Predicting Graphics Processing Unit (GPU) prices using data scraped from different sources (Newegg, Amazon)
- How does the brand and manufacturer impact the price of a GPU?
- Are there any significant differences between high-end and mid-range GPUs that justify the price difference?
- How does the competition between GPU manufacturers impact the prices of their products?
New graphics cards have come out, such as the new RTX 40 series with the GeForce RTX 4080 & 4090 graphics cards. If you click this link you can see the top listed product has been sold out (and possibly the other ones too).
As of this commit, the 4090 graphics cards are up-to-date with being the most high performing graphics cards for gaming, video editing, and cryptocurrency mining. Older gpus have dropped in price giving people a chance to buy within their budget. I wanted this project to be about gpus because of my interests in them (I've built a PC before) without using a completed dataset, found from Kaggle, but to create my own dataset.
Data scraped from Newegg was done through building a web scraper using Scrapy within the data directory, and stored within 'gpu_data.db' used for visualizations.

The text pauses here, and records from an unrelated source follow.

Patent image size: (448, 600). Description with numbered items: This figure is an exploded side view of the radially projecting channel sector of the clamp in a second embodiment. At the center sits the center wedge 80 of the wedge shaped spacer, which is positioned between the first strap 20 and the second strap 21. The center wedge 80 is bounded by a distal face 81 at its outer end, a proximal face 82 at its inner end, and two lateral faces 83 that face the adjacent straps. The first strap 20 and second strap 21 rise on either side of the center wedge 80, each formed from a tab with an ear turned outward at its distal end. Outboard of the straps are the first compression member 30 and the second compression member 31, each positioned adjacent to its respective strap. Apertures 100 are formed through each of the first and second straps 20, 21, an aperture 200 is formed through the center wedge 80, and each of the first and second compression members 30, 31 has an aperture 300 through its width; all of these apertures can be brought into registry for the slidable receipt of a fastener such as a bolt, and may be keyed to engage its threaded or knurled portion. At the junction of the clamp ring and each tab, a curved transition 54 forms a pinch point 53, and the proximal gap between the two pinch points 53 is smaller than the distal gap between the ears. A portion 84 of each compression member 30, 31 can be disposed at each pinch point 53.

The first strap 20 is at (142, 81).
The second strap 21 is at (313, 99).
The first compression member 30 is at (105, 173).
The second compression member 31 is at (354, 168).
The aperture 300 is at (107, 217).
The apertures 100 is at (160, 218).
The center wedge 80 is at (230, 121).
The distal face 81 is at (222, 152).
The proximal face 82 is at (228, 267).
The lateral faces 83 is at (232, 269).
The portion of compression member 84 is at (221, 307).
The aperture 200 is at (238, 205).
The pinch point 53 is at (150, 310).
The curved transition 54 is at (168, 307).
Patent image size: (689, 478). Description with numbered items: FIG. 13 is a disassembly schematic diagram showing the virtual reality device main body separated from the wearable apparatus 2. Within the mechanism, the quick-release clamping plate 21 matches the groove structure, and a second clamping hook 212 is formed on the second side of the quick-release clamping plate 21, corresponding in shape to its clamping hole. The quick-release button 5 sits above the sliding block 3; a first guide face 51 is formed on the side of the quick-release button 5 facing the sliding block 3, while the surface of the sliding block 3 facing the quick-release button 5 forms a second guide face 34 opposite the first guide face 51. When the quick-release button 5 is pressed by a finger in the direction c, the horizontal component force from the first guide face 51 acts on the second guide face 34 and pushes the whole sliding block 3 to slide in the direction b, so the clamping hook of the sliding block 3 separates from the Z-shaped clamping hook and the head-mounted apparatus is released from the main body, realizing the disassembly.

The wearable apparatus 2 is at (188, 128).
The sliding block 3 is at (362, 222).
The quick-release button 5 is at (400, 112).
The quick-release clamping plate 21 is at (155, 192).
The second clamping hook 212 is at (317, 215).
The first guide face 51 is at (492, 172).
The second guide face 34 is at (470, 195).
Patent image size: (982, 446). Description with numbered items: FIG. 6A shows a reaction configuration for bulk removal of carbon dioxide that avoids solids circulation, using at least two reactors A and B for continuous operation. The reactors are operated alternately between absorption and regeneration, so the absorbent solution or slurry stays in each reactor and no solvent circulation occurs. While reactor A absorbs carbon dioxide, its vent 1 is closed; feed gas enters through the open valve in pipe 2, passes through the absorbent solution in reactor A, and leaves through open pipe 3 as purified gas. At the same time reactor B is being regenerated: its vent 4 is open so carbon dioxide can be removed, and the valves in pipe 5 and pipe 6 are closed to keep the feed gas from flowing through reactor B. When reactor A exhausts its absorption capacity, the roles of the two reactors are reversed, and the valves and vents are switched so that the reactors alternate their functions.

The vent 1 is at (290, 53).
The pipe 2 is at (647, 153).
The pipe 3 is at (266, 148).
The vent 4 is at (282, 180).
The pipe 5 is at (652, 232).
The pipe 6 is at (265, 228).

Data scraped from Amazon was done using webscraper.io . The data from Amazon is stored in a .csv file, but has been imported into a PostgreSQL database because it needs to be clean & used to build visualizations & for model building.
Procedure is shown and reasons are explained down below:
1. Column Selection (using SQL)
- Data scraped from Amazon contains unnecessary columns that are not relevant & useful
2. Inputting data for GPU brand & chipset
- We'll include as many brands as possible to prevent any loss of information
- Data in the 'chipmanu' column has been scraped incorrectly and we'll only include NVIDIA & AMD
3. Synthesizing New Columns
- There are different values in some of our columns such as: GB & MB, GHz & MHz, lbs & oz in one column
- We should make columns that place the units in separate columns based on unit measures
4. Dropping Missing values (Easy) & 'Mislabled' values (Hard)
- There are specific missing rows which need to be removed because some of the rows have been incorrectly scraped
- Some values in 'gpuclockspeed' & 'memoryspeed' don't have MHz or GHz. We'll drop the rows that don't contain the unit measures
5. Change column types
- Most columns have 'object' data types, and we need to change them accordingly
- Synthesizing new colmuns would require changing some data types into 'float64' and 'int64'
6. Re-arrange columns
- 'price' column will be our label for modeling, and the rest will be features for other purposes (visualizaitons, feature engineering etc.)
💡 Here we can see there is more feedback about NVIDIA graphics cards. This means that people who bought their graphics cards from NVIDIA are more likely to place a review about the product than buying AMD garphics cards. The price of NVIDIA cards, which are higher than AMD, imply that people will likely buy their graphics cards from NVIDIA, so they can get their money's worth since higher reviews on a product show that customers are more likely to buy them.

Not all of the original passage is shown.